April 14, 2012 at 11:50 am
“I’ve also tried selling books on Amazon Marketplace, but given that I have to price them so low to get sales, and that Amazon take off around £2.80 in fees, many of them I’ve sold at a loss.”
Take your unwanted stuff to an Oxfam shop, Ian – Oxfam books on West Street, for example. At least then some truly needy people benefit, as opposed to Amazon execs.
April 14, 2012 at 8:38 pm
Sounds like they’re making things difficult for you to “encourage” the use of their print on demand services.
I hear more and more about Amazon’s dubious business practices towards small publishers these days. It’s unsettling.
I hope you will find other and less difficult ways to sell the Whippleshield books.
April 15, 2012 at 8:38 pm
(a tangent — i.e. not related to the post)
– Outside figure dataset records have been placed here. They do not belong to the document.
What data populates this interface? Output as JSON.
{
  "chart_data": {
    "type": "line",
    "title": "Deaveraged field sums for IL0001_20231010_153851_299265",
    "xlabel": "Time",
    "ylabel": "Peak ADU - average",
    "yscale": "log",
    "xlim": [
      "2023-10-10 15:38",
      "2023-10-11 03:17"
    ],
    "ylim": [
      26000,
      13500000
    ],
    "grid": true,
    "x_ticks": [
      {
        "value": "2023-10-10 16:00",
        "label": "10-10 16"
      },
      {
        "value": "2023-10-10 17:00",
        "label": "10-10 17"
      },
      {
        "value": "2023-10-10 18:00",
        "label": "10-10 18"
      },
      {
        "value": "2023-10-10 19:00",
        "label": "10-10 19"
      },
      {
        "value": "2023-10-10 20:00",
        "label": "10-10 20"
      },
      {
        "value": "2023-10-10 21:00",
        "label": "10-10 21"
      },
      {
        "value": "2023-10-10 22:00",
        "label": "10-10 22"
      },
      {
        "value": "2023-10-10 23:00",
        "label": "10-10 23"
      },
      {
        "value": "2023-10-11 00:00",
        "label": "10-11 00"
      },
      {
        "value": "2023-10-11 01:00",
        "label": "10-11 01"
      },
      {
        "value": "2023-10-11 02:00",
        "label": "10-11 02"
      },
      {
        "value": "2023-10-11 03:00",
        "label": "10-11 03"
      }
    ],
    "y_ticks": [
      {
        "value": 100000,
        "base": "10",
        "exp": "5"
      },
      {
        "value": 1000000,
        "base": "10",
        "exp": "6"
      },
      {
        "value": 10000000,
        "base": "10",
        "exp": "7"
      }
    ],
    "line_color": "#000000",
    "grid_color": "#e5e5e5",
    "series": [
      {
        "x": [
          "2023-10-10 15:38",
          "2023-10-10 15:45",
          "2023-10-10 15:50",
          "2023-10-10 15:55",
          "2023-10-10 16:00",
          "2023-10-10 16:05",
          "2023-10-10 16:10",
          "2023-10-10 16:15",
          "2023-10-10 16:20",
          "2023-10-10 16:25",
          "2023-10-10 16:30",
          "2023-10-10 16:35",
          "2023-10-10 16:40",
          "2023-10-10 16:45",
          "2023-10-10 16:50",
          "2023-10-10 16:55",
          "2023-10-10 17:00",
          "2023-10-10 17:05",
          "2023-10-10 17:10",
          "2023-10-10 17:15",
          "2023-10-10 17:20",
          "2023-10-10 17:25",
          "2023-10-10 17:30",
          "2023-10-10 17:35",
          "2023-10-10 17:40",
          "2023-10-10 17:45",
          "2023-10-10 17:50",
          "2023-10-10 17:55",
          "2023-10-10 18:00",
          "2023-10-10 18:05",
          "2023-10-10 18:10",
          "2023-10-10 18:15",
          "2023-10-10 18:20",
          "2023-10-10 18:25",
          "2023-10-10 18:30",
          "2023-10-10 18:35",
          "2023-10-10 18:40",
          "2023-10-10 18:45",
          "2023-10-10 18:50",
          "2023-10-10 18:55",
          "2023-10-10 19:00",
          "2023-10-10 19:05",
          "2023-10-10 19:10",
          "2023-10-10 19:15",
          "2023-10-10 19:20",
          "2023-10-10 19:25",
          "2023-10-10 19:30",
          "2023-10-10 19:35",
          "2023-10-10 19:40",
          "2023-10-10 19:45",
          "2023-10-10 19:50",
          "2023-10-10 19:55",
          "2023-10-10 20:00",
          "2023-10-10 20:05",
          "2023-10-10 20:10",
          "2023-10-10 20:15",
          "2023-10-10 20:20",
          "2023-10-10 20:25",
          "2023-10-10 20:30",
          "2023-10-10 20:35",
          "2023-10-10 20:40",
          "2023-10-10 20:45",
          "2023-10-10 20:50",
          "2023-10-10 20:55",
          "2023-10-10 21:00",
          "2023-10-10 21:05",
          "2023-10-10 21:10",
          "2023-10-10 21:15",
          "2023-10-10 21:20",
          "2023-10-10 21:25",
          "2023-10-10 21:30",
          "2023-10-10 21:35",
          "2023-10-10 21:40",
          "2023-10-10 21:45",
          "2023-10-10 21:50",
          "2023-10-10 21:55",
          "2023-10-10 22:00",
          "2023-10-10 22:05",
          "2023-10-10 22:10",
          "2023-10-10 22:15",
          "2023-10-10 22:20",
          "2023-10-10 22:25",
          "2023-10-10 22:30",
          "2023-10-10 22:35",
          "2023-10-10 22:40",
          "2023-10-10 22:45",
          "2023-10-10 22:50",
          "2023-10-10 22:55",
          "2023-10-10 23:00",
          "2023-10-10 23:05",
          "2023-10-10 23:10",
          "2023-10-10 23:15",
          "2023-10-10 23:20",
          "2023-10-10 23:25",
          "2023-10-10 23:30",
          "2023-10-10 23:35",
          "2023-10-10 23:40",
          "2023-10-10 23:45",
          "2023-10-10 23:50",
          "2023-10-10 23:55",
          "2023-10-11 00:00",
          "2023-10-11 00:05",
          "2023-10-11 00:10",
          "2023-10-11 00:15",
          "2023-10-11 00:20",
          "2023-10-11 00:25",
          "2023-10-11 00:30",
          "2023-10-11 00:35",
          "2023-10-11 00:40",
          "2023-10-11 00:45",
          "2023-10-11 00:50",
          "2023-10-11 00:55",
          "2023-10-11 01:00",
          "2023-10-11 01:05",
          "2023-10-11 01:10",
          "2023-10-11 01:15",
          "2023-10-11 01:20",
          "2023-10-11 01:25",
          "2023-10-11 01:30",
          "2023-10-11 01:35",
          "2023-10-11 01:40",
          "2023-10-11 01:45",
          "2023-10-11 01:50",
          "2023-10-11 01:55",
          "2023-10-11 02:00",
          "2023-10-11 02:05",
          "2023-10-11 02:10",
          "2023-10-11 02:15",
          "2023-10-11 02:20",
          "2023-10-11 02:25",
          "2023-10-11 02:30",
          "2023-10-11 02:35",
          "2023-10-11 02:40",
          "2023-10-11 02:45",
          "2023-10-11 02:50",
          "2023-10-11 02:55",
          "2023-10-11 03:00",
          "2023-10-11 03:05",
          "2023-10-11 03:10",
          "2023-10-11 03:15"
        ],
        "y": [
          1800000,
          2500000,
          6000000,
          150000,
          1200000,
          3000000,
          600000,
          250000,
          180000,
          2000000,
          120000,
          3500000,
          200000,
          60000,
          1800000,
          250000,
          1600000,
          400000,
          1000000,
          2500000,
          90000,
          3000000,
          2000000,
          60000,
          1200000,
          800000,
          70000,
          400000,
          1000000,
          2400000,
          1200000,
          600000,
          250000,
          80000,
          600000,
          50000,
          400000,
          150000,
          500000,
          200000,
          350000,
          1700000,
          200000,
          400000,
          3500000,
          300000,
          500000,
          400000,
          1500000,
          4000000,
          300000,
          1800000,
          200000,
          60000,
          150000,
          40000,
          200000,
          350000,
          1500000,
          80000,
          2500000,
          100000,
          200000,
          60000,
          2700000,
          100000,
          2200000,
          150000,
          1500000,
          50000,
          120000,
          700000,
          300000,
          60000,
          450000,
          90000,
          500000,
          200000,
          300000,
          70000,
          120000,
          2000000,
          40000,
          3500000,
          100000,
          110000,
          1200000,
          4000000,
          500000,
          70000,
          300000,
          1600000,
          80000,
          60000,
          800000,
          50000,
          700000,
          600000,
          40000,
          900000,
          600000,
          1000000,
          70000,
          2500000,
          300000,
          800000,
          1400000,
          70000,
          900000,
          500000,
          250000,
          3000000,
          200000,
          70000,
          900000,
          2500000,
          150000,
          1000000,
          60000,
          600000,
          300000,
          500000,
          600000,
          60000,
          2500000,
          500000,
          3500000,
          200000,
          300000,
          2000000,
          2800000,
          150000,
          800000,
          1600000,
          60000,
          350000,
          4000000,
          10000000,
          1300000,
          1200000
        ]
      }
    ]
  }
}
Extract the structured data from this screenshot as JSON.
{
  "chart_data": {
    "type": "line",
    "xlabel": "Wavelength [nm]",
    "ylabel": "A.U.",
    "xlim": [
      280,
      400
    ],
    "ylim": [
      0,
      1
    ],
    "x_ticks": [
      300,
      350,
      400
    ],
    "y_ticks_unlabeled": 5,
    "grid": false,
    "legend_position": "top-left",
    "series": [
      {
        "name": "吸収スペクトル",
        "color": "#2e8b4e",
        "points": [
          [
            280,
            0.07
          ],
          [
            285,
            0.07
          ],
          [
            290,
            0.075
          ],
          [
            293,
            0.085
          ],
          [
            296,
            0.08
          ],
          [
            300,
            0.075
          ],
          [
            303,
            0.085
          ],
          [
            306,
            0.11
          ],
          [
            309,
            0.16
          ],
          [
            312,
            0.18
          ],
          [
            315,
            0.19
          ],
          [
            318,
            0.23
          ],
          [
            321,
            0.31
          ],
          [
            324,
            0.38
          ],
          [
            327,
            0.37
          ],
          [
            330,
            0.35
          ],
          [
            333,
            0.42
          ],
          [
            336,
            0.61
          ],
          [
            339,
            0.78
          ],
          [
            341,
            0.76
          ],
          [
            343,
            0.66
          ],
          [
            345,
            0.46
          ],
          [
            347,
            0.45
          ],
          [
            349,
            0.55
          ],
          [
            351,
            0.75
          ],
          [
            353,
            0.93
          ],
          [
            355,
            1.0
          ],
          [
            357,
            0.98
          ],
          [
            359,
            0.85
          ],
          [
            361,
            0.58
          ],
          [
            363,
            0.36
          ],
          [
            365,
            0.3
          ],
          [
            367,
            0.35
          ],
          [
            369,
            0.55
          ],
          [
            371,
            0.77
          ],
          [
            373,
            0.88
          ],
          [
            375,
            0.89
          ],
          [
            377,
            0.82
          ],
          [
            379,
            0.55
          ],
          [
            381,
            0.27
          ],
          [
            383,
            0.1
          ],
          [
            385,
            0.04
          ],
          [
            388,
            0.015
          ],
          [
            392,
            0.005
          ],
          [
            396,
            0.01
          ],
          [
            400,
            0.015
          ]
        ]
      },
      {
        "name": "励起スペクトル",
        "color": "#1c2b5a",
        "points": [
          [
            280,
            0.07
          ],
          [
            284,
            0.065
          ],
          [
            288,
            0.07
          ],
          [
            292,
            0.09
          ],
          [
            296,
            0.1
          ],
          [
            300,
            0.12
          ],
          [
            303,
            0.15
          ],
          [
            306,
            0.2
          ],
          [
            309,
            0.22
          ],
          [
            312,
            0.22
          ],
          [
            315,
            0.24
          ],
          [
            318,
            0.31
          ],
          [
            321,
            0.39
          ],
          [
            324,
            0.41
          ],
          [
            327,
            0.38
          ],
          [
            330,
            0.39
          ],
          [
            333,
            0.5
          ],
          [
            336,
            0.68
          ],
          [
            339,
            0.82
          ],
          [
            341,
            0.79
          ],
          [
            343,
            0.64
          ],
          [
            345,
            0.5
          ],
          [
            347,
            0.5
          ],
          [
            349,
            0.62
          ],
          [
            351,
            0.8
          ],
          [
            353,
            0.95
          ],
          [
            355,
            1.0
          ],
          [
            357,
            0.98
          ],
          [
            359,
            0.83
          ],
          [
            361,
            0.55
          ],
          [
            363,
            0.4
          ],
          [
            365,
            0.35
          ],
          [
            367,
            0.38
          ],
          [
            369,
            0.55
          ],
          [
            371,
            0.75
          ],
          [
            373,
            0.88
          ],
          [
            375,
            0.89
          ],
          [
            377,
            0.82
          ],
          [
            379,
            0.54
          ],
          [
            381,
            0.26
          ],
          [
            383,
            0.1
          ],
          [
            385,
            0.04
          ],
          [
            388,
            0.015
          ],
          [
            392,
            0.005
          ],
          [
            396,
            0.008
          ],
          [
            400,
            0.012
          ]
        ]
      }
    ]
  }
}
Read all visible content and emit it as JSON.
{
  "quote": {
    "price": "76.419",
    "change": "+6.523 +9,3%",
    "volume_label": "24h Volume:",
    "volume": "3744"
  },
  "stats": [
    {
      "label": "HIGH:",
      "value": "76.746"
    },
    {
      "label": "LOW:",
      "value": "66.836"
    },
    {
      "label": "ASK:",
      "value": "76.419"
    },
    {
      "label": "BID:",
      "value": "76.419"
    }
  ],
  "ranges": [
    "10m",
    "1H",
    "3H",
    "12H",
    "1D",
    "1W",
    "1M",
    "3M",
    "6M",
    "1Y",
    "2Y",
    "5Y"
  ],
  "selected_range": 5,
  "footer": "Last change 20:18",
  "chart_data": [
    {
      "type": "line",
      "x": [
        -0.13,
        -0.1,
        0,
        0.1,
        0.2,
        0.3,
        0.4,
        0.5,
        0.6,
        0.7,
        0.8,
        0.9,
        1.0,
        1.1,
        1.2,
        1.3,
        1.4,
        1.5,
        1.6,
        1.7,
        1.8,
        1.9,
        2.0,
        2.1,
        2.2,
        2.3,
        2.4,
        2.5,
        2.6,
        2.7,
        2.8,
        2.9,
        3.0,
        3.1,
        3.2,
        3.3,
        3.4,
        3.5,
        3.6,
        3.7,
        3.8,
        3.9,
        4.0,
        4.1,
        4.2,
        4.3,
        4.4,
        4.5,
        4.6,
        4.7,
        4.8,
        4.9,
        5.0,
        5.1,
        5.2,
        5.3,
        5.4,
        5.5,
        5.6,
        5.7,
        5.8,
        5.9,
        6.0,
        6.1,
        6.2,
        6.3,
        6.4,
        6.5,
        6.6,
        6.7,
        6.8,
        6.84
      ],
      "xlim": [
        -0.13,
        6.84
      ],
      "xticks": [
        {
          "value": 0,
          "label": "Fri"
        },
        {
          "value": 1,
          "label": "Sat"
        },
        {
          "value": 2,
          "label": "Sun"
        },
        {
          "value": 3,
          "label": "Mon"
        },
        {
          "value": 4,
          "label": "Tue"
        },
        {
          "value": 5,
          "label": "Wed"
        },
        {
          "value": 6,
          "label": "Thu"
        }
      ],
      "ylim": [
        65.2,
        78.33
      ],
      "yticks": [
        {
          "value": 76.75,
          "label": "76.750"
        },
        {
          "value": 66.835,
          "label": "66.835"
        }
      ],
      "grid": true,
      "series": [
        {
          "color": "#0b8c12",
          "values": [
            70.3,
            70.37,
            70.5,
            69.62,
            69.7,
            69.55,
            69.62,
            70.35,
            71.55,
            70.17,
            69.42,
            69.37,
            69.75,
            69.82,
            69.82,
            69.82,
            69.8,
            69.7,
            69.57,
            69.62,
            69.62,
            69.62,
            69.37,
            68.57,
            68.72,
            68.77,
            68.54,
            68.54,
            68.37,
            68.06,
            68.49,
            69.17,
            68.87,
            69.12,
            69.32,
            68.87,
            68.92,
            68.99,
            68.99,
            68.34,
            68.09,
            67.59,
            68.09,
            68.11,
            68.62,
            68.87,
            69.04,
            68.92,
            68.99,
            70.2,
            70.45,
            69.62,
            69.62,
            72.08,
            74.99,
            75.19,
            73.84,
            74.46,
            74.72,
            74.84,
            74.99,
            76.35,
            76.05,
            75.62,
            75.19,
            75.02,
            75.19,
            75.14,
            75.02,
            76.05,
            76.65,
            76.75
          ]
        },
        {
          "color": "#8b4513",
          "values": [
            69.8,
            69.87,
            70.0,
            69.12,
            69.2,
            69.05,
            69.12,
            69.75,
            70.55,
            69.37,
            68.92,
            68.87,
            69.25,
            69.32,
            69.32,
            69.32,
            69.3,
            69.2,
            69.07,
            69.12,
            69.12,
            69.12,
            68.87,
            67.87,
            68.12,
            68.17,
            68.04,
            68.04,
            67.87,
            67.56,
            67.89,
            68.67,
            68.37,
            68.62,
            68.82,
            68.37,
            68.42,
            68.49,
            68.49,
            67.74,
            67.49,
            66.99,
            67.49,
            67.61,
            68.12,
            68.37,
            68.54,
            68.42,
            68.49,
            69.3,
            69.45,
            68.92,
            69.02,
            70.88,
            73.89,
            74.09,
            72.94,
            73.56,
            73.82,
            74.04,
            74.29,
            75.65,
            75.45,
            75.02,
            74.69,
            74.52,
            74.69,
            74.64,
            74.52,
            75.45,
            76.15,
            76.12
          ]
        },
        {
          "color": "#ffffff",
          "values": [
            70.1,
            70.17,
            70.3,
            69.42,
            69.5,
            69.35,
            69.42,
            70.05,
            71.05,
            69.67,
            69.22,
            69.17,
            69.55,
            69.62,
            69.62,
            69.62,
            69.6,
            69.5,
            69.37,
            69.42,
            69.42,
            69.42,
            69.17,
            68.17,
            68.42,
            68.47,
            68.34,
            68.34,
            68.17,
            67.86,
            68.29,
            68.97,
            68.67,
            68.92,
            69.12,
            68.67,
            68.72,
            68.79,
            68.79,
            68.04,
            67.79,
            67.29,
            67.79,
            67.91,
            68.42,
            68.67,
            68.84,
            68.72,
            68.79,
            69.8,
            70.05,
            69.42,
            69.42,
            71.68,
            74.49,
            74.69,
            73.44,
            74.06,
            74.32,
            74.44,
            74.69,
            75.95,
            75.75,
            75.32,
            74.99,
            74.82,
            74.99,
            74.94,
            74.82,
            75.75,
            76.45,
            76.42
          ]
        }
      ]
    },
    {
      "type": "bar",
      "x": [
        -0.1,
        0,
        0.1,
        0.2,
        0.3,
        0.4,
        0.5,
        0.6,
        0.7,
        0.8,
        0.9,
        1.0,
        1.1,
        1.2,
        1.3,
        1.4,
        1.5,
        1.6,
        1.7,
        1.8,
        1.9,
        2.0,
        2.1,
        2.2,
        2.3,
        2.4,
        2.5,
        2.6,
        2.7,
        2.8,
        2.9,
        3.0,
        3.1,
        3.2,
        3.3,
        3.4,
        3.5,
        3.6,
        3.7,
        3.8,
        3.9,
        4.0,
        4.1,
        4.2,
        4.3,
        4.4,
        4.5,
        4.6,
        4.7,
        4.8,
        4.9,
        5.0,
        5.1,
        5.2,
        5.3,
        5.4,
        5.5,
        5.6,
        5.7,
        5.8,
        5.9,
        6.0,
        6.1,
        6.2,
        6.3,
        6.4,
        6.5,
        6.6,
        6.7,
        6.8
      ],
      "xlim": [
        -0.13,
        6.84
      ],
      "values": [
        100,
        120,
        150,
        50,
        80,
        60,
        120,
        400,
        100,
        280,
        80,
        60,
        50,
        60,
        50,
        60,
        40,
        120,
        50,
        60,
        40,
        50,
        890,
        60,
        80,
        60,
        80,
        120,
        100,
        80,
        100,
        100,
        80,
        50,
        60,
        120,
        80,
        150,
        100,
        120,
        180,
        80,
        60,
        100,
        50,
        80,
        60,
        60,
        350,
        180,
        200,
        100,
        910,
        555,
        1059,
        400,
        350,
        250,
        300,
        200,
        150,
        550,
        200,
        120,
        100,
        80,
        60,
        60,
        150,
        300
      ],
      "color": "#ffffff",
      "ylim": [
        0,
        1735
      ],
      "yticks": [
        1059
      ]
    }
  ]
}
Ian, I’ll be finished my PhD qualifying exams in a few days and will suddenly have TONS of free time. I want to read a few history of science fiction monographs. Do you know of any particularly good ones? Thanks so much!
April 16, 2012 at 9:59 am
Trillion Year Sprees by Brian Aldiss is probably the best one.
April 17, 2012 at 2:47 am
Have you heard of this one? Seems somewhat more scholarly…
April 17, 2012 at 6:19 am
If it’s by Adam Roberts, it’ll be worth a read. He knows his stuff.